Insurance market likely to grow amid recession

But while talent attraction and retention remain challenges for both BigLaw and specialised insurance firms, positive growth was predicted in the insurance space back in 2022, despite legal, regulatory and socioeconomic issues facing insurers across the globe.

These issues will include environmental, social and governance (ESG) concerns, the cost-of-living crisis affecting insurance prices, and a continuing “hardening market”, according to Mr Wood, who added that businesses are also under pressure with increasing costs of employment and operation and will “feel the squeeze if their insurance programs aren’t well designed”.

“The projected increase in frequency and severity of natural disasters, along with increasing reinsurance costs, inflation, supply chain disruptions, and labour shortages, are likely to impact premium pricing. As costs of living continue to increase, insurance affordability (and availability) will likely be a growing challenge for many households and in the country. I think that the insurance sector will continue seeing greater scrutiny in relation to good governance and compliance with regulatory reform, with continued pressure on businesses to go beyond ESG box-ticking compliance,” he explained.

“For firms operating in the insurance space, we know that while ESG and pro bono [have] always been the right thing to do, it is likely to become a requirement for large private sector clients. We have worked hard with our pro bono leader, Jilly Field, to be able to meet that requirement while also quietly doing work in the sector for people who need legal assistance.

“History also shows us that as economies tighten, the work from our core sector clients — largely, insurers — increases. We are focused on meeting existing demand and are planning, positioning for that increase and continuing to plan for the future. As any manager of a private practice law firm will tell you, our margins aren’t anything like those in the commercial litigation or corporate sectors, for example. But it’s certainly a practice area where there’s a lot of work for those who are built for it.”

This also means that the insurance sector is often affected by major catastrophes and, as such, can be hard to predict.

“Insurance seems to move at its own pace,” Mr Burgess emphasised.

“At present, the insurance market for lawyers shows no signs of abating, and even if it does, there is enough pent-up demand for lawyers that it will likely take some time to settle.”

In fact, during the global financial crisis in 2008, insurance was the “only genuinely burgeoning area of law” — something which Ms Naiman said supports the notion that in the face of a recession, insurance will “become very buoyant”.

Insurance work is reflective of market conditions and is countercyclical.
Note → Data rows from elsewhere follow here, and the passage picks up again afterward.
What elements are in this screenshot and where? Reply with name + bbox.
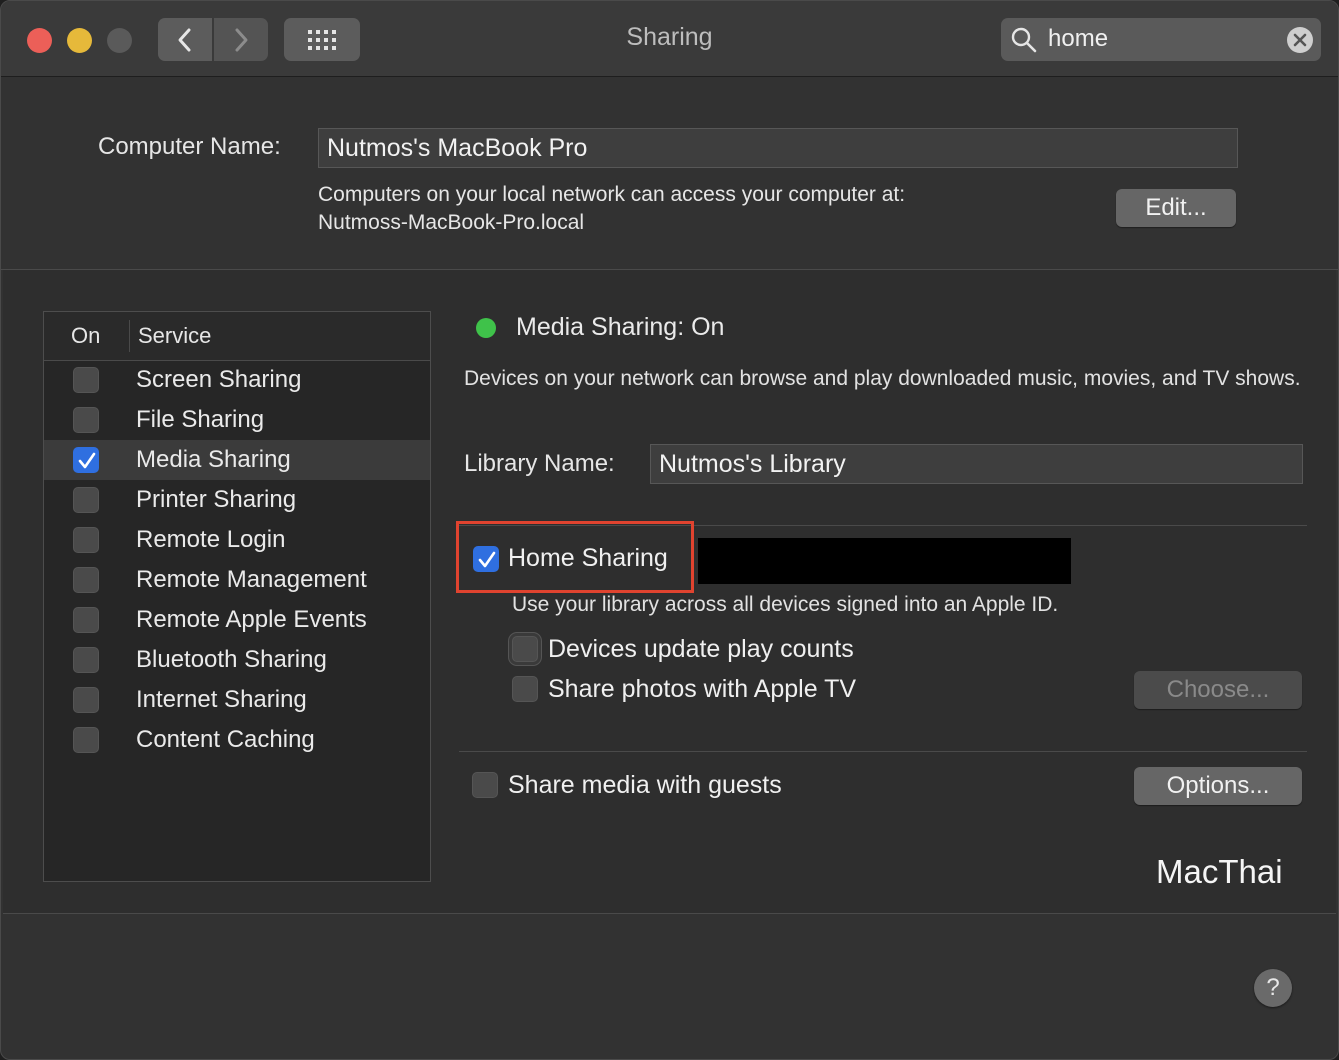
service-label: Remote Apple Events: [136, 606, 367, 633]
service-label: Screen Sharing: [136, 366, 302, 393]
help-button[interactable]: ?: [1254, 969, 1292, 1007]
service-checkbox[interactable]: [73, 607, 99, 633]
share-with-guests-label[interactable]: Share media with guests: [508, 771, 782, 800]
status-indicator: [476, 318, 496, 338]
update-play-counts-checkbox[interactable]: [512, 636, 538, 662]
home-sharing-description: Use your library across all devices sign…: [512, 593, 1059, 616]
service-row-remote-management[interactable]: Remote Management: [44, 560, 430, 600]
service-row-file-sharing[interactable]: File Sharing: [44, 400, 430, 440]
search-icon: [1011, 27, 1037, 53]
service-status: Media Sharing: On: [516, 313, 725, 341]
service-row-printer-sharing[interactable]: Printer Sharing: [44, 480, 430, 520]
service-checkbox[interactable]: [73, 687, 99, 713]
search-input[interactable]: home: [1048, 25, 1108, 53]
service-label: Content Caching: [136, 726, 315, 753]
service-checkbox[interactable]: [73, 447, 99, 473]
computer-name-field[interactable]: Nutmos's MacBook Pro: [318, 128, 1238, 168]
service-list: On Service Screen Sharing File Sharing M…: [43, 311, 431, 882]
service-label: File Sharing: [136, 406, 265, 433]
service-checkbox[interactable]: [73, 407, 99, 433]
options-button[interactable]: Options...: [1134, 767, 1302, 805]
highlight-annotation: [456, 521, 694, 593]
service-row-screen-sharing[interactable]: Screen Sharing: [44, 360, 430, 400]
service-label: Remote Management: [136, 566, 367, 593]
network-address: Nutmoss-MacBook-Pro.local: [318, 211, 585, 234]
share-photos-label[interactable]: Share photos with Apple TV: [548, 675, 856, 704]
watermark: MacThai: [1156, 853, 1283, 890]
service-checkbox[interactable]: [73, 647, 99, 673]
divider: [459, 751, 1307, 752]
service-label: Media Sharing: [136, 446, 291, 473]
edit-button[interactable]: Edit...: [1116, 189, 1236, 227]
service-row-remote-apple-events[interactable]: Remote Apple Events: [44, 600, 430, 640]
service-label: Internet Sharing: [136, 686, 307, 713]
service-checkbox[interactable]: [73, 527, 99, 553]
service-checkbox[interactable]: [73, 367, 99, 393]
service-description: Devices on your network can browse and p…: [464, 367, 1301, 390]
service-row-media-sharing[interactable]: Media Sharing: [44, 440, 430, 480]
service-checkbox[interactable]: [73, 727, 99, 753]
computer-name-label: Computer Name:: [98, 133, 281, 160]
service-label: Printer Sharing: [136, 486, 297, 513]
search-field[interactable]: home: [1001, 18, 1321, 61]
redacted-account: [698, 538, 1071, 584]
service-row-content-caching[interactable]: Content Caching: [44, 720, 430, 760]
service-checkbox[interactable]: [73, 567, 99, 593]
checkmark-icon: [78, 452, 96, 469]
service-label: Bluetooth Sharing: [136, 646, 327, 673]
sharing-window: Sharing home Computer Name: Nutmos's Mac…: [0, 0, 1339, 1060]
service-row-internet-sharing[interactable]: Internet Sharing: [44, 680, 430, 720]
service-checkbox[interactable]: [73, 487, 99, 513]
clear-icon: [1293, 33, 1307, 47]
service-row-bluetooth-sharing[interactable]: Bluetooth Sharing: [44, 640, 430, 680]
clear-search-button[interactable]: [1287, 27, 1313, 53]
service-label: Remote Login: [136, 526, 286, 553]
share-photos-checkbox[interactable]: [512, 676, 538, 702]
service-list-header: On Service: [44, 312, 430, 361]
title-bar: Sharing home: [1, 1, 1338, 77]
library-name-label: Library Name:: [464, 450, 615, 477]
update-play-counts-label[interactable]: Devices update play counts: [548, 635, 854, 664]
column-header-on[interactable]: On: [71, 323, 100, 349]
network-address-description: Computers on your local network can acce…: [318, 183, 906, 206]
choose-button[interactable]: Choose...: [1134, 671, 1302, 709]
share-with-guests-checkbox[interactable]: [472, 772, 498, 798]
column-header-service[interactable]: Service: [138, 323, 211, 349]
column-separator: [129, 320, 130, 352]
library-name-field[interactable]: Nutmos's Library: [650, 444, 1303, 484]
service-row-remote-login[interactable]: Remote Login: [44, 520, 430, 560]
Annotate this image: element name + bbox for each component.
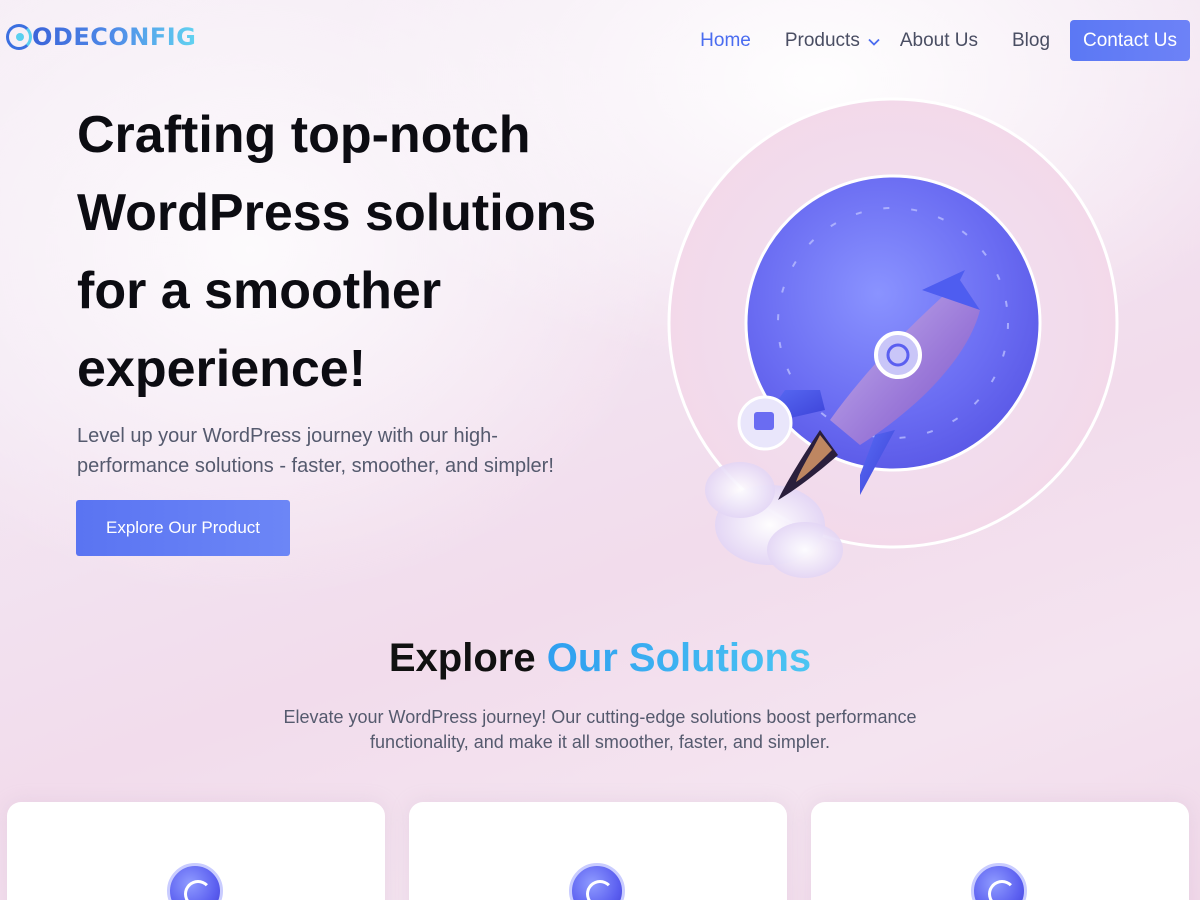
nav-home[interactable]: Home (700, 30, 751, 52)
rocket-window (874, 331, 922, 379)
solution-card[interactable] (811, 802, 1189, 900)
logo-mark-icon (6, 24, 32, 50)
solutions-title: Explore Our Solutions (0, 636, 1200, 681)
solutions-title-plain: Explore (388, 636, 547, 680)
solutions-subtitle-line: functionality, and make it all smoother,… (370, 732, 830, 752)
main-nav: Home Products About Us Blog Contact Us (666, 20, 1190, 61)
nav-products-label: Products (784, 29, 860, 51)
product-logo-icon (167, 863, 223, 900)
nav-products[interactable]: Products (785, 30, 880, 52)
solution-card[interactable] (7, 802, 385, 900)
product-logo-icon (971, 863, 1027, 900)
hero-subtitle: Level up your WordPress journey with our… (77, 421, 637, 481)
logo[interactable]: ODECONFIG (6, 22, 196, 52)
hero-subtitle-line: Level up your WordPress journey with our… (77, 425, 498, 447)
hero-title-line: experience! (77, 340, 367, 398)
product-logo-icon (569, 863, 625, 900)
site-header: ODECONFIG Home Products About Us Blog Co… (0, 0, 1200, 80)
solutions-subtitle: Elevate your WordPress journey! Our cutt… (230, 705, 970, 755)
nav-blog[interactable]: Blog (1012, 30, 1050, 52)
solutions-title-accent: Our Solutions (546, 636, 812, 680)
hero-title-line: WordPress solutions (77, 184, 597, 242)
chevron-down-icon (868, 38, 880, 46)
nav-about[interactable]: About Us (900, 30, 978, 52)
contact-us-button[interactable]: Contact Us (1070, 20, 1190, 61)
hero-title-line: for a smoother (77, 262, 442, 320)
logo-text: ODECONFIG (32, 23, 197, 51)
solution-cards (7, 802, 1189, 900)
solution-card[interactable] (409, 802, 787, 900)
hero-title: Crafting top-notch WordPress solutions f… (77, 96, 677, 408)
solutions-subtitle-line: Elevate your WordPress journey! Our cutt… (283, 707, 917, 727)
hero-title-line: Crafting top-notch (77, 106, 531, 164)
explore-product-button[interactable]: Explore Our Product (76, 500, 290, 556)
rocket-illustration (667, 97, 1119, 578)
hero-subtitle-line: performance solutions - faster, smoother… (77, 455, 554, 477)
Traditionally insurance work picks up when the economic conditions worsen. As the economy has been hit with inflationary/cost-of-living pressures, insurance law has picked up. There has also been growth in cyber-related insurance as well as employer liability work.

“[Only] two things could impact the market negatively — firstly, any changes to legislation affecting what and how applicants can claim (which is unlikely as the major changes in legislation to the insurance space affecting CTP and workers compensation law have already happened), or secondly, the larger insurers deciding to bring all or some of the substantive legal work in-house — but we are unlikely to see a fall in this space,” she added.

“On the contrary, I think with the ongoing large-scale cyber issues, growth in injuries-based class actions, growth in employer liability insurance, and travel insurance, we are likely to just see this area continuing to grow.”

Mr Murphy echoed a similar sentiment — and said that the insurance market is likely to “continue along the same growth” amid a recession, and if anything, “it may grow”.

“There is a perennial issue with a lot of full-service firms that insurance can be treated as the poor cousin during poor times due to the fact that charge-out rates are generally lower. Those rates are always very welcome during lean times when insurance matters continue,” he added.

“In a tougher market, there are always firms that will look for opportunities for growth. Some firms grow the most during a downturn and then ride the wave when the economy changes.”